I currently have Dish service and get all my over the air channels great with a small antenna attached to my dish. My question is about an extra LCD TV I purchased to use with my XBox 360. I figured I might as well see if I could pick up some over the air channels because it has a built-in tuner. I bought a cheap Philips' rabbit ears antenna. I scanned and picked up all channels pretty well. On a few channels, depending on the position of the antenna, I get a small amount of break-up at times. Would it help me to purchase a set-top antenna (rabbit ears), that has a 45dB amp in it. Thanks


----------



## oldave (Dec 22, 2003)

45db amp? In a set-top antenna? That's borderin' on N-V-T-S, nuts (apologies to Mel Brooks fans).

All an amp does is amplify everything... including the noise.

A quick look at Portland indicates everybody's up at their full power, so an amp at 45db is just going to overload the front end of the receiver, which will result in more breakup and gain you absolutely nothing... but likely lose you most of the channels.

I'd do my best to get an outside antenna with no amp. If it's simply not possible, I wouldn't amplify more than 3 db.


----------



## Bogwon (Jun 16, 2004)

A stupid question, but is the problem noise or a weak signal, or are they both considered the same? I sometimes have the same problem with my Dish HD signal dropping below a certain range. Dish says it's a problem with their new HD satellite. If it's a weak signal, wouldn't the amp in the set top antenna help that problem? thanks again


----------



## oldave (Dec 22, 2003)

Bogwon said:


> A stupid question, but is the problem noise or a weak signal, or are they both considered the same? I sometimes have the same problem with my Dish HD signal dropping below a certain range. Dish says it's a problem with their new HD satellite. If it's a weak signal, wouldn't the amp in the set top antenna help that problem? thanks again


No, it isn't a weak signal problem... you say you're already getting all your local channels, with occasional dropout.
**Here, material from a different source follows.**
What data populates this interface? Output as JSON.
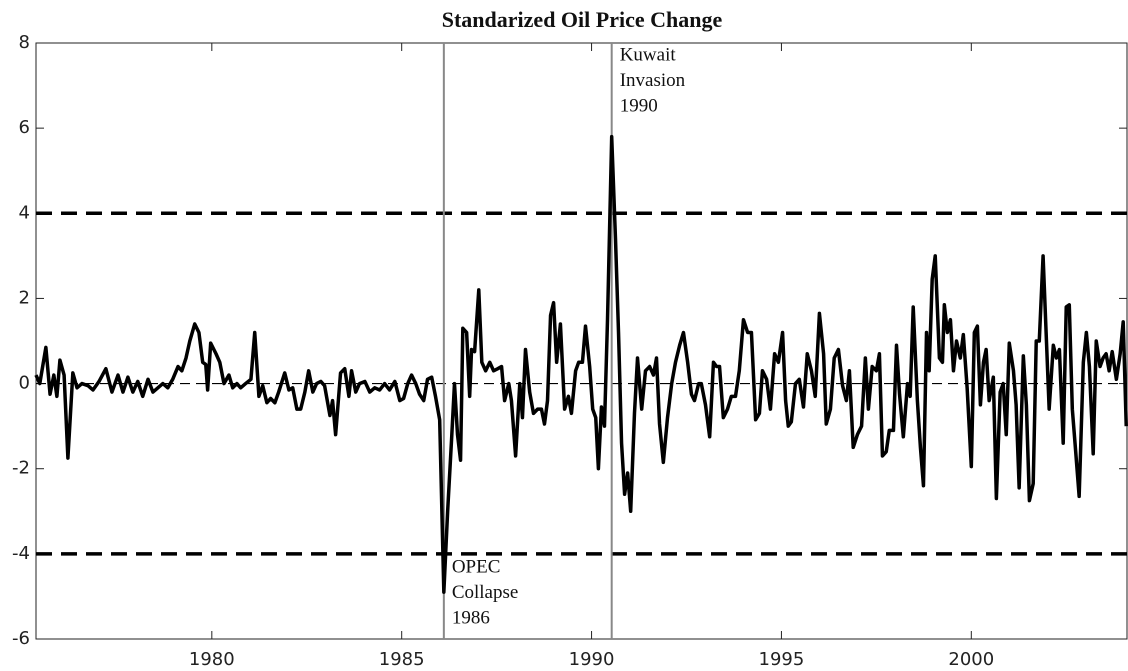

The dropouts could be due to weak signal, but amplifying 45db is not going to help, since that's going to increase the noise, as well as introduce noise of its own, to the point that you're more likely to have more dropouts. Yes, the desired signal is also amplified, but with the increased noise floor, it's going to require even more signal to overcome the noise.

Again, I'd get outside with an antenna if at all possible.


----------



## Jim5506 (Jun 7, 2004)

Indoor antennas are notorious for multi-path (digital ghosts) which cause dropouts or no picture at all on a strong signal. You need a more directional antenna, outside (preferred), or use an outdoor directional antenna indoors (second best). If all your digitals are UHF get a small UHF yagi type antenna.


----------